Our heads are spinning this week, as we found ourselves empathizing with the Kingslayer, of all people, and, in a pummeling trial-by-combat sequence, rooting against Arya Stark.
One’s sense of who the good and bad guys are on “Game of Thrones” can shift from to week to week — one of the key differences between the complexity of a work like “Game” and standard pulp/genre fiction, in which characters tend to get locked into the roles they are initially assigned.
The bigger plot shockers in this installment–Tywin Lannister’s betrothal announcements–are offered to us in a great scene with triangulated killer glances, but they are actually upstaged by the gratifying spectacle of characters going beyond what we expect of them, for better and for worse…
A touching relationship of dawning mutual respect has developed between the freshly dismembered Jaimie Lannister and his bodyguard Brienne, and 3.5 builds on it. Watching and listening to him as she does, we are getting his side of the king-slaying story for the first time, and it turns out to be a heartbreaker.
Gwendoline Christie is so good, just sitting listening and reacting, that an even more disturbing possibility crosses our minds; that Brienne may be going sweet on this viper, and wouldn’t it be just like him to break her heart without even realizing he was doing it. We like you a little better than we used to, Kingslayer, but that we could not forgive.
Forgiveness isn’t an issue in the trial by combat sequence, which occurs in the stronghold of the Brotherhood Without banners.
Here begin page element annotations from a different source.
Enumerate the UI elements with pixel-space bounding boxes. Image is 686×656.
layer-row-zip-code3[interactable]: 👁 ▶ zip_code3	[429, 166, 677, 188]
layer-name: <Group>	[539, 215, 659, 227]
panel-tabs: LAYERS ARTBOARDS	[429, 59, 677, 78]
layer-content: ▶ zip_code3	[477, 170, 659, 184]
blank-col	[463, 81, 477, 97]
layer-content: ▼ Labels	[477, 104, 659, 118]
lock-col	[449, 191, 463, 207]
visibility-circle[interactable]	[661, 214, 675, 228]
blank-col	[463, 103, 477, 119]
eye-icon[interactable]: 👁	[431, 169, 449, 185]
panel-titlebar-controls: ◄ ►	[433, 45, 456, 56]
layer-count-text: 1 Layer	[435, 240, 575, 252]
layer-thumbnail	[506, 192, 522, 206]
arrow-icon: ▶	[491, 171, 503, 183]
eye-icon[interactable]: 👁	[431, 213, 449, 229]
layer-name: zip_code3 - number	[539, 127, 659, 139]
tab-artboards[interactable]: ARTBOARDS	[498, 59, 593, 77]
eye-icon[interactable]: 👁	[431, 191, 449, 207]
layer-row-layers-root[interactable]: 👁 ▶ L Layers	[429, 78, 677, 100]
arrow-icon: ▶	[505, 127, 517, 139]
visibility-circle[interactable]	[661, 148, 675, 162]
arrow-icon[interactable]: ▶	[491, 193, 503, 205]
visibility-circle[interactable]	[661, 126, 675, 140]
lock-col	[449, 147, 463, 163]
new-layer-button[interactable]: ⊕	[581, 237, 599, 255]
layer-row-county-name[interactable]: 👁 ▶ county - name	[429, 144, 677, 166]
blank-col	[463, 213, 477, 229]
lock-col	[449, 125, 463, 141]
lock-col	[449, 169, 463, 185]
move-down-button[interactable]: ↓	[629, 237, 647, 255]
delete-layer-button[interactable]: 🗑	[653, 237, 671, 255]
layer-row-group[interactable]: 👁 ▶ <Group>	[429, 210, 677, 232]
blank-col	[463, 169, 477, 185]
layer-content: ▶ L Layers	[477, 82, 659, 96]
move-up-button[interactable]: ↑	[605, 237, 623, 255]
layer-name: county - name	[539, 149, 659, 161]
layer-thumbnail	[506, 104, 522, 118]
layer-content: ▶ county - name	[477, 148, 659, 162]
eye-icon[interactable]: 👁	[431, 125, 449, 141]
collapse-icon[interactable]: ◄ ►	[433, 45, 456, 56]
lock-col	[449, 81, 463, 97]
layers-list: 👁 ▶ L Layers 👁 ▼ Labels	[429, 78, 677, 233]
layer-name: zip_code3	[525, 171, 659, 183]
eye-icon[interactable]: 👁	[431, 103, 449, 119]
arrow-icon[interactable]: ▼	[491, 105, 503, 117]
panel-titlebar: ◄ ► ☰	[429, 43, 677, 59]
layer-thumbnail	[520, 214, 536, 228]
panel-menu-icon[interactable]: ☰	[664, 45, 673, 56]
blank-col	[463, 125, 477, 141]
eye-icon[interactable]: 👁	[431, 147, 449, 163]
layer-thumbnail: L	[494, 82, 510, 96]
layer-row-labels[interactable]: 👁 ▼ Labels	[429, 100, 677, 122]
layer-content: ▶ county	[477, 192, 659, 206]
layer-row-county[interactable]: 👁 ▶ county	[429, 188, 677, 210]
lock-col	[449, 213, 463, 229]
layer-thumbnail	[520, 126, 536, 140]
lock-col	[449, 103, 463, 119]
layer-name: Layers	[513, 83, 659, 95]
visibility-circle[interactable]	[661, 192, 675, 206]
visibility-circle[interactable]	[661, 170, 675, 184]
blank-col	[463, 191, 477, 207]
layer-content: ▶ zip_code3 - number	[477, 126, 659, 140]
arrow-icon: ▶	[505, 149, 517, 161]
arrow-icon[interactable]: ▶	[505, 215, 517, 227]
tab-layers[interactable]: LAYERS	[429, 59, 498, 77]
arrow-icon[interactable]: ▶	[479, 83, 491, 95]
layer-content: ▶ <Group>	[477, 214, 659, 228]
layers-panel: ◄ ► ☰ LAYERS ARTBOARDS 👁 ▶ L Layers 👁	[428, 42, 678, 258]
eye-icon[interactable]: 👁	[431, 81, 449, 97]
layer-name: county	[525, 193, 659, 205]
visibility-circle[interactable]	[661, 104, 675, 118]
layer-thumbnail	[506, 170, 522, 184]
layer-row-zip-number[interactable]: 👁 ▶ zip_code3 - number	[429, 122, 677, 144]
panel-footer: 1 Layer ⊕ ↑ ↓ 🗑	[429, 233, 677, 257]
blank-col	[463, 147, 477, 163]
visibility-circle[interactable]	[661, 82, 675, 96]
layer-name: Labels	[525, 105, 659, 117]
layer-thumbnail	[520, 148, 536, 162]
It pits “The Hound,” scar-faced Sandor Clagane, accused of murder by Arya for a killing he considers an act of war, against fearsome Brotherhood co-founder Beric Dondarion.
A follower of R’hllor, the Lord of Light, Dondarion wields either a flaming sword or a sword covered with his own blood, which has burst into flames. And also he has the power to regenerate when certain arcane prayers are uttered. This has already happened several times and Beric has the scars to prove it. “Every time I come back I am a little less.” Very creepy, boy and girls.
It may seem strange to say that anything in a fantasy story can seen “unnatural” in a meaningful way, but source-novelist George R.R. Martin and his faithful adapters, show-runners David Benioff and D.B. Weiss, have worked hard to make everything having to do with R’hilor feel soulless and anti-human, force of scalp-crawling evil. The horrors of war in Westeros are quite carefully rooted in real life historical horrors that resonate with human viewers. The brutality of Sandor Clagane is at least the failing of a human being. His nastiness falls in a range we’re familiar with. In this encounter, at least, we know who to root for.